Bhargav Y , Managing Partner, Foreclosure India said, “Such properties are
cheaper by 10% to 25% of their prevailing market value,“
The bank that forecloses a property sets a
`reserve price' while auctioning it. This is based on the price at which the
property was bought and the outstanding loan on it. It is the minimum amount
the bank will accept as a winning bid during an auction.
Mr. Devendra Jain, CMD, NPAsource. com, an online
distressed property aggregator said, “You can easily get a property worth Rs.
1.5 crore at a discount of Rs. 15-35 lakh. The auctions are transparent and can
now be conducted both offline and online,“
Banks /
HFCs advertise the auction in local newspapers, inviting bids for the property.
Distressed property aggregators, like
Foreclosure.com, NPAsource.com and BankDRT.com, list the details of the
property , price, auctioneering bank and date of auction on their websites.

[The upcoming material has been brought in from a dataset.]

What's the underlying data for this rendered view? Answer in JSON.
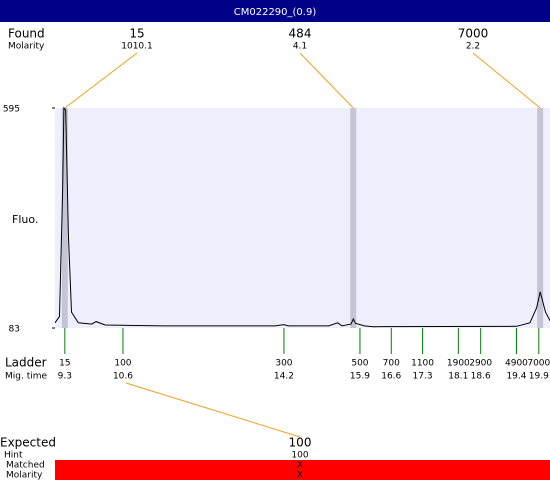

Some, NPAsource, for instance, even conduct online auctions.
To participate in the auction, you need to submit
an application and KYC (know your customer) documents, along with the bid value
and Earnest Money Deposit (EMD), usually 5% to 10% of the reserve price, to the
bank.
The bank opens the bids on the date of auction
and the highest bidder is declared the winner. In the case of an online
auction, bidding takes place on the day of auction.
“If you win the bid, you have to pay the bank 25%
(including EMD) of the bid amount within 24 hours,“ says Mr. Bhargav.
The remaining 75% has to be paid within 15 to 30
days, depending on the bank.You can apply for a home loan with a bank,
including the one that has auctioned the property . Before you do so, keep the
following points in mind.
PROPERTY INSPECTION..!
The first step is to check the property since you
would not want to get stuck with one that is not in a good condition or / in a
neighbourhood that is not to your liking.
In fact, online consumer sites host many complaints from people who have bought
properties auctioned by banks.
Hence, it's important to exercise due diligence.
Mr. Pankaj Kapoor, MD, Liases Foras, a real estate research firm said, “Property Buyers should find out the property's age, the
quality of construction, unit quality , layout, etc“
Besides, auction rates might match the market
rates, say experts. So, it will be useful to engage a broker to ascertain the
right price before bidding for a property .
PAPERWORK..!
Customers assume that the documentation and
valuation of the property being auctioned will be in proper shape since the
bank gave a loan on it.
However, banks may not always know about pending
dues or frauds.“The bidder gets the property on `as is' basis. If there are
pending dues, the buyer is legally expected to settle them,“ says Mr. Bhargav .
These could include property tax, electricity
bill, water tax, society maintenance charges, etc.
How to Buy Property Auctioned by a Bank..!
1. Seek
details on reserve price, earnest money deposit (EMD), auction date and tender
forms.
2. Collect the tender forms, arrange for EMD, and
get a demand draft made for the required amount.
3. Submit
the tender forms, EMD and (KYC) documents.
4. Bidding
begins once you submit your bid
5. Be at the site on the auction date to know if
you have won the bid.
6. If you
win, deposit 25% of the bid amount, including EMD, within 24 hours. The rest
has to be given within the time limit.